Michael Lindsell ponders his own mortality as trust hits 90% premium

Michael Lindsell has highlighted his own mortality in an update for Lindsell Train Investment Trust shareholders in an effort to shine a spotlight on risks in the portfolio.

The Lindsell Train Investment Trust was trading at a staggering 88.6% premium at the end of May. Its net asset value has risen 19% in the year to date compared to 55% in the share value.

Lindsell said that premium could value Lindsell Train Limited, which he co-founded with Nick Train, as high as £1.1bn putting it at odds with the universe of quoted competitors the board of the trust monitors.

Lindsell Train Limited accounts for 46.7% of the portfolio.

In the wider industry, valuations average 2.2% of assets under management, 14x earnings and a 5.7% yield. The corresponding figures for Lindsell Train Limited at a £1.1bn valuation would be 5%, 26x earnings and 3.1% yield respectively.

Succession risk is ‘obvious’ at Lindsell Train

“Investors must weigh up this valuation against the obvious succession risk at Lindsell Train,” Lindsell said.

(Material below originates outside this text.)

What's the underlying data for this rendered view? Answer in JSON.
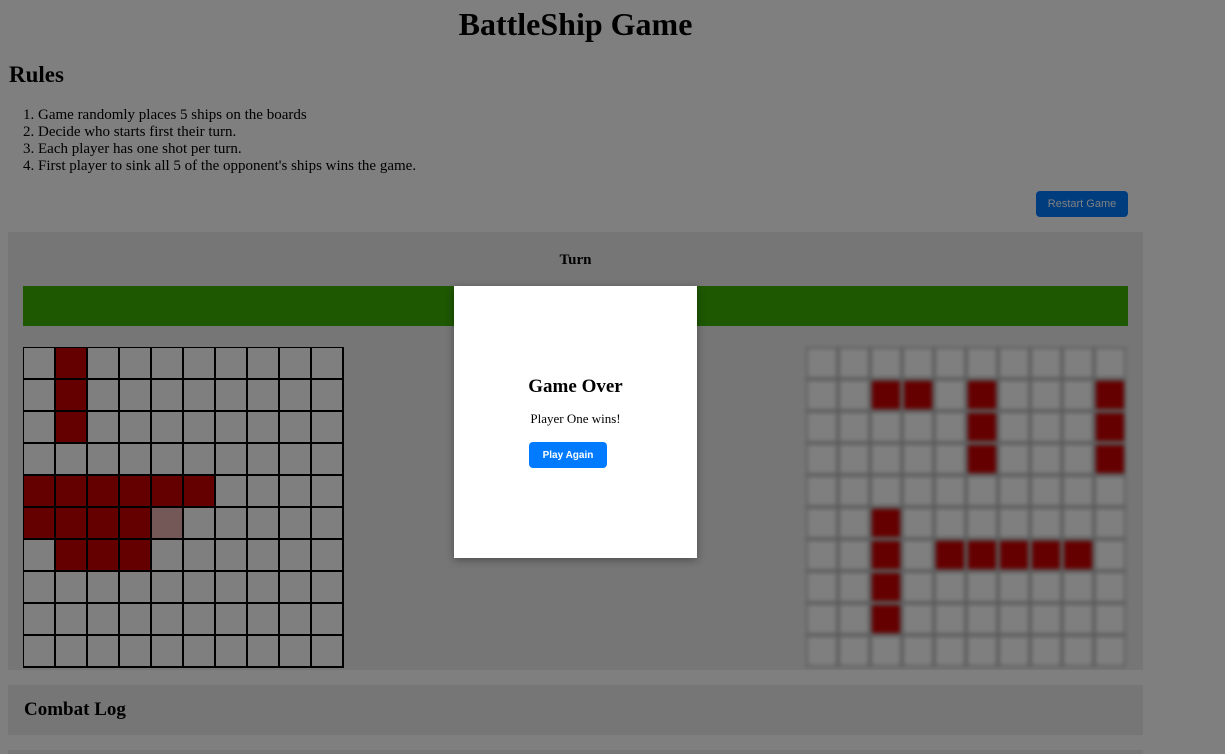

“Nick and I hope to be involved in the business for many years and have been taking important steps to ensure that the rest of the investment team are motivated and incentivised to take on significantly more responsibility, as they have been increasingly doing in the last five years; but, faced with the unlikely scenario that Nick or I will not be around for whatever reason, it’s clear that we have some way to go to engineer a smooth and seamless transfer of responsibilities.”

Share price could fall 60%

The monthly update for the trust highlighted AUM at Lindsell Train Limited has risen from £15.6bn to £20.8bn between the end of 2018 and the start of May.

But Lindsell warned declining markets, underperformance or client withdrawals could all contribute to a fall in AUM.

He noted a 25% drop in AUM could result in a corresponding 25% drop in Lindsell Train Limited. The trust’s premium fell to zero during the financial crisis and could do so again, he warned.

If that was the case, 60% could be wiped off the investment trust’s valuation.

Willis Owen head of personal investing Adrian Lowcock said Lindsell Train is right to warn investors of the risks in the share price.

“Nick Train’s reputation and investment style are very high at the moment and it is this that is supporting the share price. The style will have a period of underperformance and investors buying at such a premium are likely to suffer more if there is a sell off,” Lowcock said.